Pertama, mengembangkan ide, ia berpendapat bahwa ada empat aturan kognisi: keraguan metodis, kontrol, analisis dan bukti. Rasionalisme Descartes didirikan kepastian kehadiran pikiran mengetahui, filsuf mengatakan: "Aku berpikir, maka aku ada." Bukti teori ini, menurutnya, terletak pada pembenaran berpikir, percaya padanya. Pada saat yang sama Allah adalah penjamin kejelasan dari dunia yang diciptakan, serta objektivitas pengetahuan manusia.
argumen sistem dikutip oleh Descartes menjelaskan gagasan keberadaan ide-ide bawaan sebagai salah satu ketentuan utama rasionalisme. hal-hal yang diciptakan dipelajari hanya melalui alur dalam pikiran. Jadi segala sesuatu terdiri dari dua zat, independen satu sama lain - tubuh dan jiwa. Dalam hal ini, sifat tubuh - tidak lebih dari mekanisme. Memperkuat dominasi alasan atas emosi dan nafsu tubuh adalah prinsip datang untuk menemukan berbagai formula dari perilaku moral dalam berbagai situasi. Ini adalah konsep yang mengusung rasionalisme Descartes.
Perlu dicatat nilai besar dari dunia ini untuk pengembangan filsafat dan ilmu pengetahuan. Rasionalisme Descartes tidak hanya berkontribusi pada pembentukan aturan baru dan prinsip-prinsip, tetapi juga membentuk dasar dari beberapa disiplin ilmu, dalam geometri analitik khususnya, matematika.

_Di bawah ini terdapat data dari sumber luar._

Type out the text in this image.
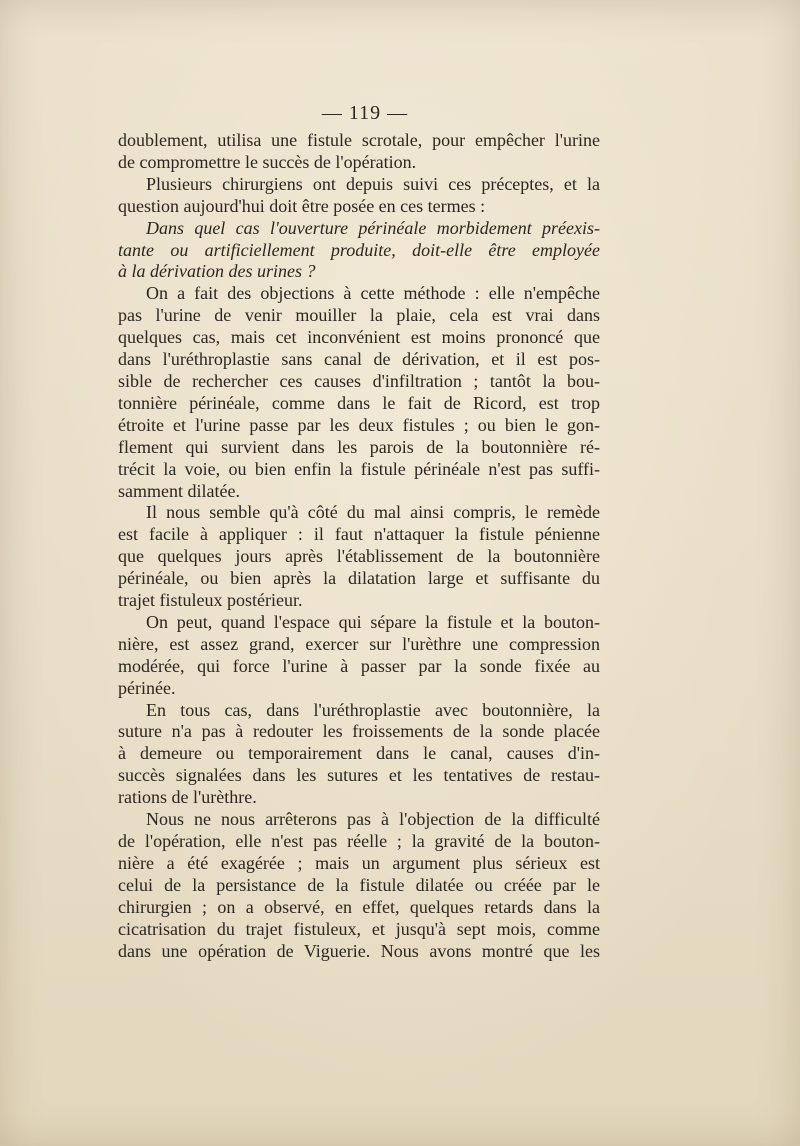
— 119 —
doublement, utilisa une fistule scrotale, pour empêcher l'urine
de compromettre le succès de l'opération.
Plusieurs chirurgiens ont depuis suivi ces préceptes, et la
question aujourd'hui doit être posée en ces termes :
Dans quel cas l'ouverture périnéale morbidement préexis-
tante ou artificiellement produite, doit-elle être employée
à la dérivation des urines ?
On a fait des objections à cette méthode : elle n'empêche
pas l'urine de venir mouiller la plaie, cela est vrai dans
quelques cas, mais cet inconvénient est moins prononcé que
dans l'uréthroplastie sans canal de dérivation, et il est pos-
sible de rechercher ces causes d'infiltration ; tantôt la bou-
tonnière périnéale, comme dans le fait de Ricord, est trop
étroite et l'urine passe par les deux fistules ; ou bien le gon-
flement qui survient dans les parois de la boutonnière ré-
trécit la voie, ou bien enfin la fistule périnéale n'est pas suffi-
samment dilatée.
Il nous semble qu'à côté du mal ainsi compris, le remède
est facile à appliquer : il faut n'attaquer la fistule pénienne
que quelques jours après l'établissement de la boutonnière
périnéale, ou bien après la dilatation large et suffisante du
trajet fistuleux postérieur.
On peut, quand l'espace qui sépare la fistule et la bouton-
nière, est assez grand, exercer sur l'urèthre une compression
modérée, qui force l'urine à passer par la sonde fixée au
périnée.
En tous cas, dans l'uréthroplastie avec boutonnière, la
suture n'a pas à redouter les froissements de la sonde placée
à demeure ou temporairement dans le canal, causes d'in-
succès signalées dans les sutures et les tentatives de restau-
rations de l'urèthre.
Nous ne nous arrêterons pas à l'objection de la difficulté
de l'opération, elle n'est pas réelle ; la gravité de la bouton-
nière a été exagérée ; mais un argument plus sérieux est
celui de la persistance de la fistule dilatée ou créée par le
chirurgien ; on a observé, en effet, quelques retards dans la
cicatrisation du trajet fistuleux, et jusqu'à sept mois, comme
dans une opération de Viguerie. Nous avons montré que les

Dualisme yang mendasari ide, diizinkan untuk merumuskan interpretasi ganda saling eksklusif doktrin. Rasionalisme Descartes memberikan penjelasan tentang perangkat dunia, menyajikannya dalam sebuah gambar abstrak dan visual yang bersamaan. perangkat di dunia tersirat kemungkinan membaginya (menggunakan analisis) menjadi komponen-komponen yang secara logis berhubungan satu sama lain dan akurat dijelaskan secara matematis. Ini menyembunyikan kerangka metodologis dari proses mathematization ilmu alam.
Seseorang yang rasional yang memiliki pikiran deduktif dan intuitif, dapat mencapai pengetahuan yang dapat diandalkan. Metode deduktif hanya memungkinkan asumsi-asumsi yang terlihat untuk pikiran jelas, ringkas - tidak menyebabkan kebenaran keraguan nya. Selain itu, dalam kerangka metode ini dilakukan pemotongan dari setiap masalah yang kompleks pembuatan swasta hingga transisi periodik nya dari yang dikenal ke yang tidak diketahui dan terbukti dan tidak terbukti, tanpa kesenjangan dalam tes diperbolehkan link.

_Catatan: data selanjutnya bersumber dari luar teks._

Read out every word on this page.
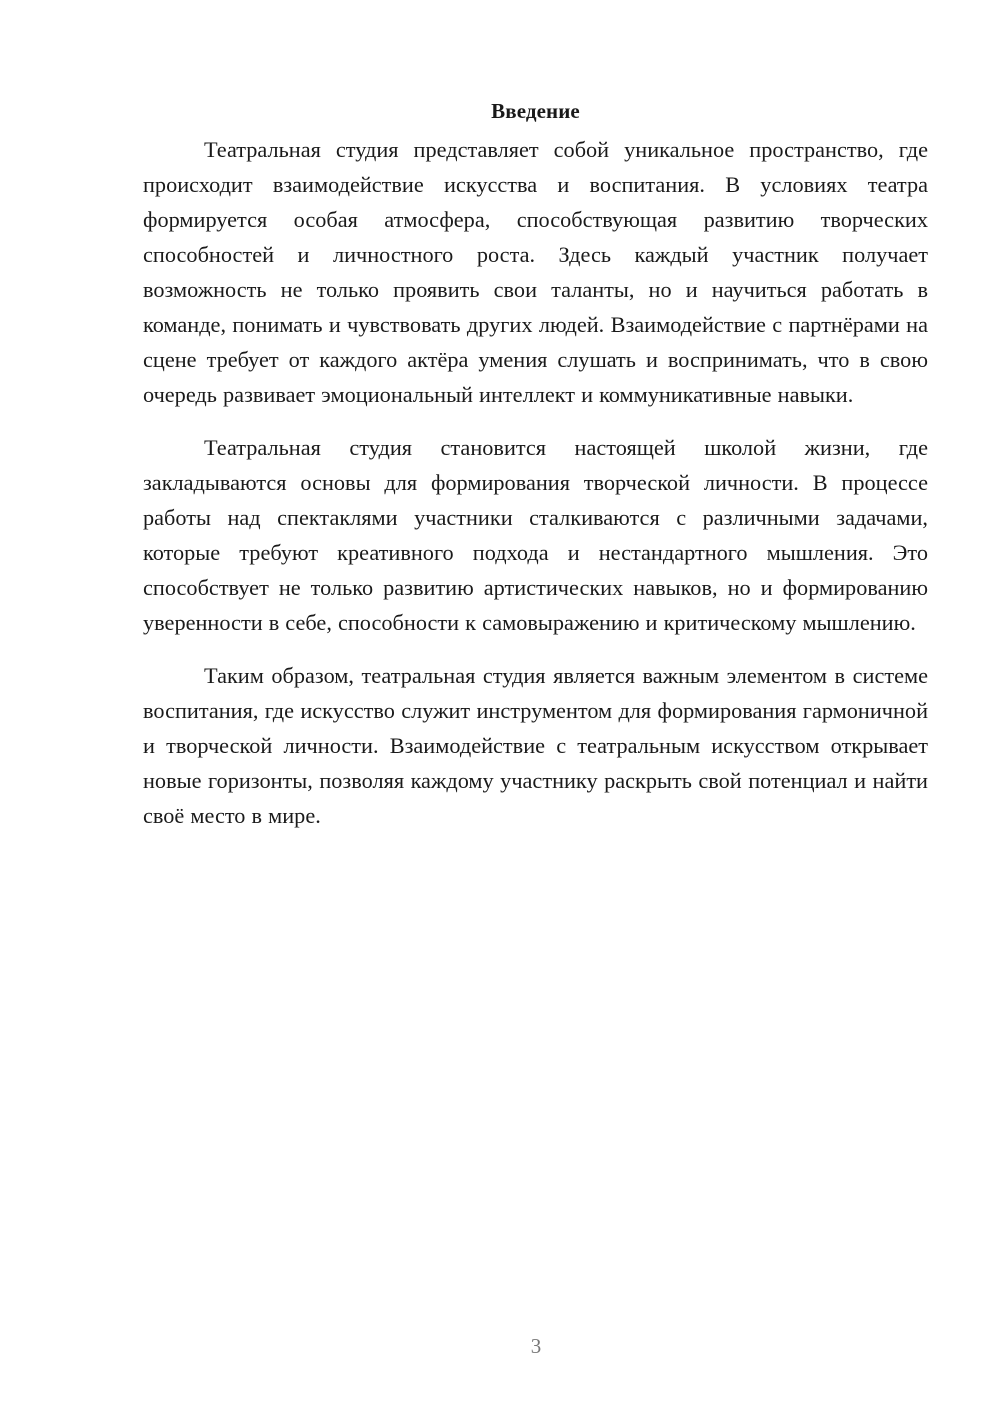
Введение

Театральная студия представляет собой уникальное пространство, где происходит взаимодействие искусства и воспитания. В условиях театра формируется особая атмосфера, способствующая развитию творческих способностей и личностного роста. Здесь каждый участник получает возможность не только проявить свои таланты, но и научиться работать в команде, понимать и чувствовать других людей. Взаимодействие с партнёрами на сцене требует от каждого актёра умения слушать и воспринимать, что в свою очередь развивает эмоциональный интеллект и коммуникативные навыки.

Театральная студия становится настоящей школой жизни, где закладываются основы для формирования творческой личности. В процессе работы над спектаклями участники сталкиваются с различными задачами, которые требуют креативного подхода и нестандартного мышления. Это способствует не только развитию артистических навыков, но и формированию уверенности в себе, способности к самовыражению и критическому мышлению.

Таким образом, театральная студия является важным элементом в системе воспитания, где искусство служит инструментом для формирования гармоничной и творческой личности. Взаимодействие с театральным искусством открывает новые горизонты, позволяя каждому участнику раскрыть свой потенциал и найти своё место в мире.

3
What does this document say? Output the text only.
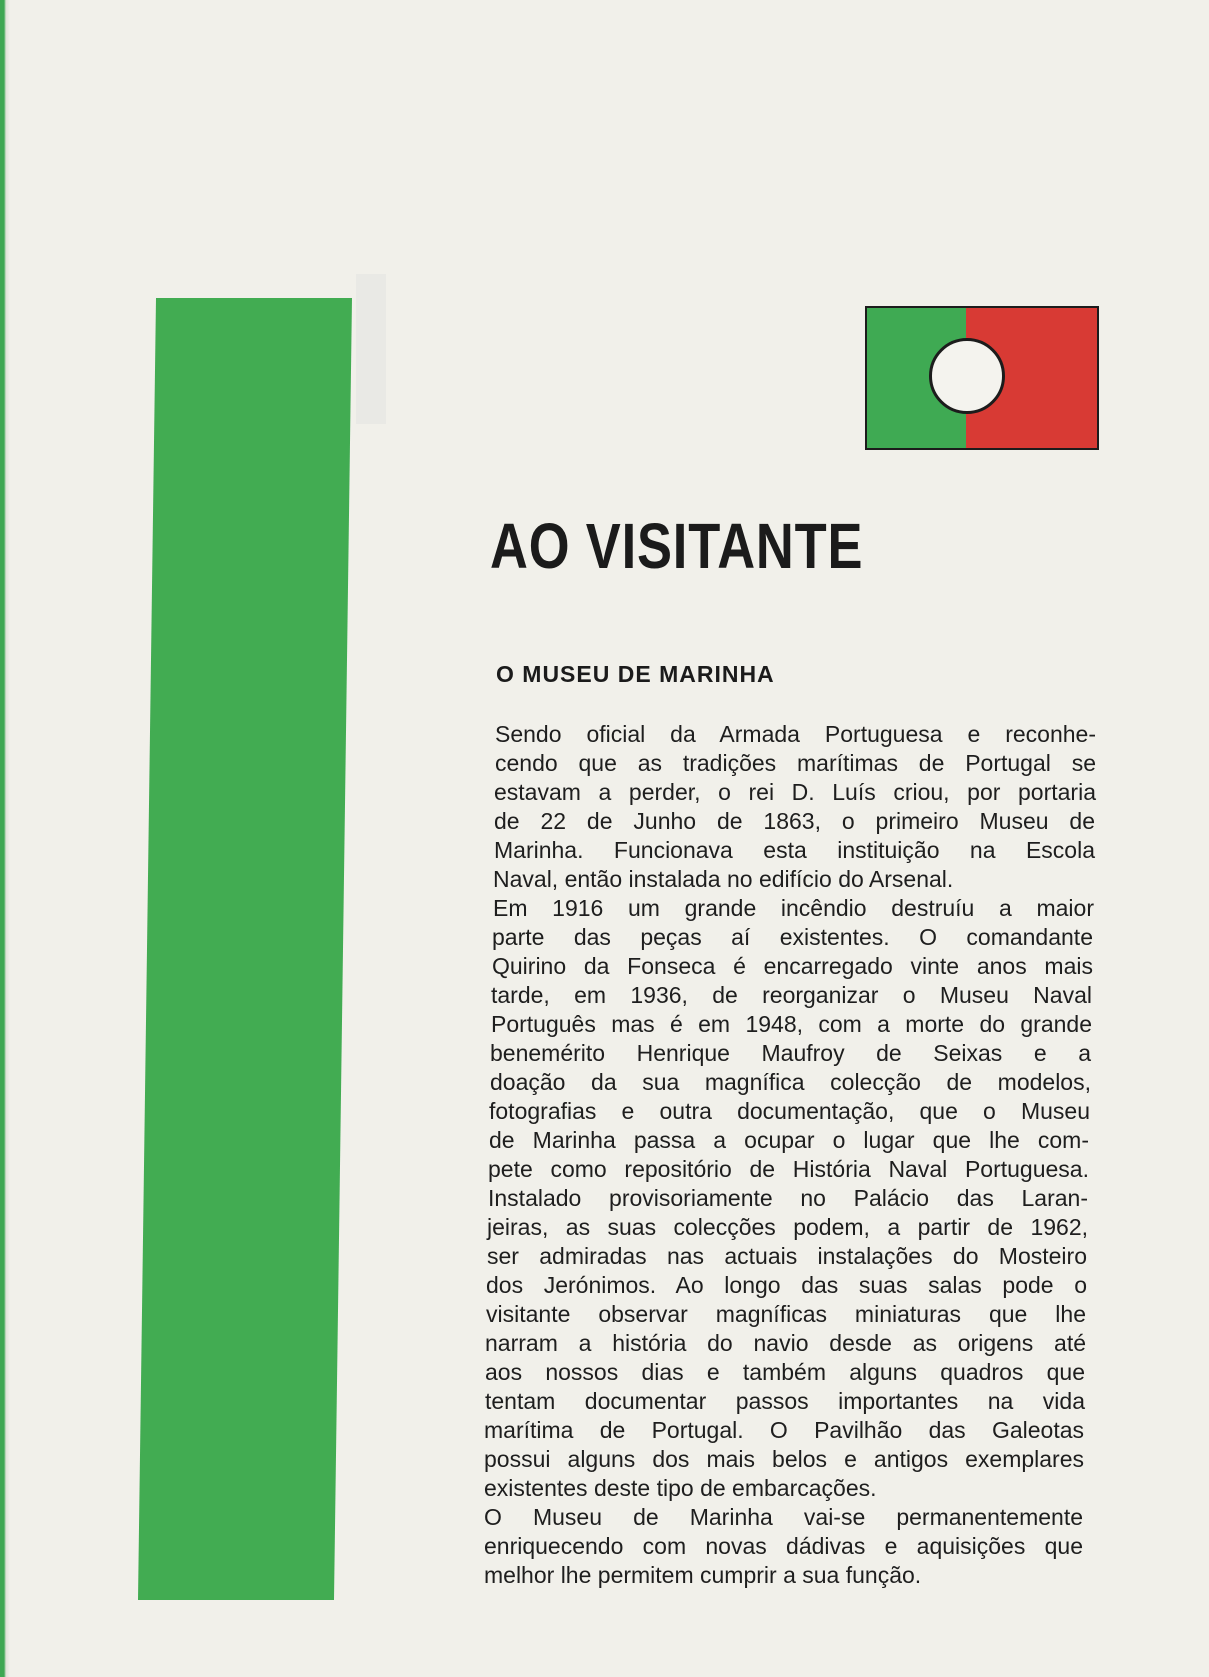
AO VISITANTE
O MUSEU DE MARINHA
Sendo oficial da Armada Portuguesa e reconhe-
cendo que as tradições marítimas de Portugal se
estavam a perder, o rei D. Luís criou, por portaria
de 22 de Junho de 1863, o primeiro Museu de
Marinha. Funcionava esta instituição na Escola
Naval, então instalada no edifício do Arsenal.
Em 1916 um grande incêndio destruíu a maior
parte das peças aí existentes. O comandante
Quirino da Fonseca é encarregado vinte anos mais
tarde, em 1936, de reorganizar o Museu Naval
Português mas é em 1948, com a morte do grande
benemérito Henrique Maufroy de Seixas e a
doação da sua magnífica colecção de modelos,
fotografias e outra documentação, que o Museu
de Marinha passa a ocupar o lugar que lhe com-
pete como repositório de História Naval Portuguesa.
Instalado provisoriamente no Palácio das Laran-
jeiras, as suas colecções podem, a partir de 1962,
ser admiradas nas actuais instalações do Mosteiro
dos Jerónimos. Ao longo das suas salas pode o
visitante observar magníficas miniaturas que lhe
narram a história do navio desde as origens até
aos nossos dias e também alguns quadros que
tentam documentar passos importantes na vida
marítima de Portugal. O Pavilhão das Galeotas
possui alguns dos mais belos e antigos exemplares
existentes deste tipo de embarcações.
O Museu de Marinha vai-se permanentemente
enriquecendo com novas dádivas e aquisições que
melhor lhe permitem cumprir a sua função.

Pada hari-hari Descartes terpasang sangat penting. Science, bagaimanapun, dipandang sebagai nilai tertinggi, dan kemungkinan aplikasi praktis dalam memenuhi berbagai kebutuhan manusia lebih banyak pria pengetahuan mengangkat proses pikirannya.

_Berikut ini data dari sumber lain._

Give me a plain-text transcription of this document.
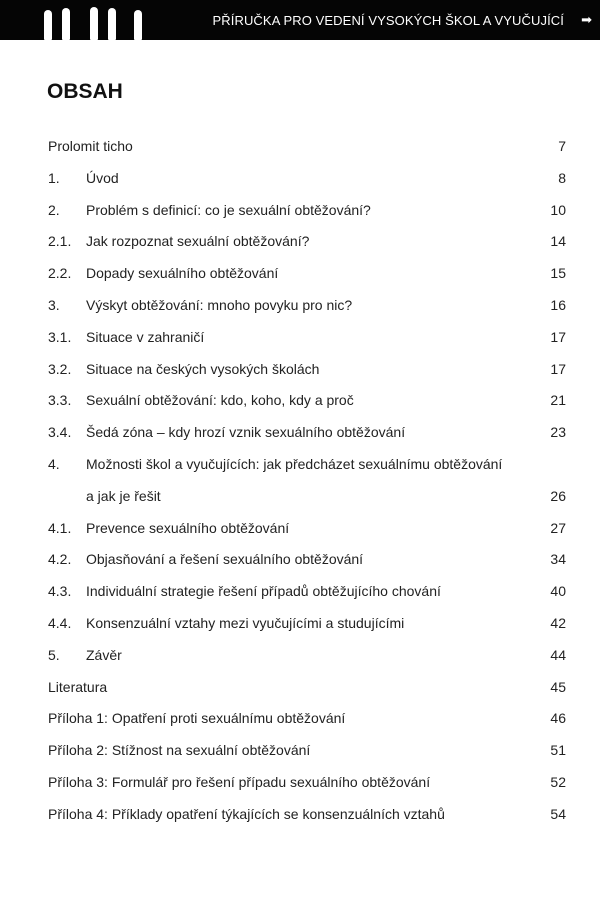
PŘÍRUČKA PRO VEDENÍ VYSOKÝCH ŠKOL A VYUČUJÍCÍ ➡
OBSAH
Prolomit ticho	7
1. Úvod	8
2. Problém s definicí: co je sexuální obtěžování?	10
2.1. Jak rozpoznat sexuální obtěžování?	14
2.2. Dopady sexuálního obtěžování	15
3. Výskyt obtěžování: mnoho povyku pro nic?	16
3.1. Situace v zahraničí	17
3.2. Situace na českých vysokých školách	17
3.3. Sexuální obtěžování: kdo, koho, kdy a proč	21
3.4. Šedá zóna – kdy hrozí vznik sexuálního obtěžování	23
4. Možnosti škol a vyučujících: jak předcházet sexuálnímu obtěžování
a jak je řešit	26
4.1. Prevence sexuálního obtěžování	27
4.2. Objasňování a řešení sexuálního obtěžování	34
4.3. Individuální strategie řešení případů obtěžujícího chování	40
4.4. Konsenzuální vztahy mezi vyučujícími a studujícími	42
5. Závěr	44
Literatura	45
Příloha 1: Opatření proti sexuálnímu obtěžování	46
Příloha 2: Stížnost na sexuální obtěžování	51
Příloha 3: Formulář pro řešení případu sexuálního obtěžování	52
Příloha 4: Příklady opatření týkajících se konsenzuálních vztahů	54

Di bawah pengaruh ajaran Descartes, Benedikt Spinoza menyatakan rasionalisme, dengan menggunakan metode geometris. ide-idenya, dia tercermin dalam karyanya "Etika". Dalam karya ini, setiap bagian dimulai dengan definisi yang jelas dan sederhana dari konsep-konsep. Ini diikuti dengan sebuah aksioma, pernyataan dengan bukti. Kesimpulannya, sebagaimana tercantum argumen filosofis.
Spinoza mengidentifikasi tiga tingkat kognisi. Yang pertama - yang tertinggi - seharusnya memahami kebenaran secara intuitif terlihat langsung keberatan. Tingkat kedua disediakan untuk pikiran penalaran, tidak perlu bukti. Ketiga, tingkat yang lebih rendah, berdasarkan persepsi sensorik dari dunia.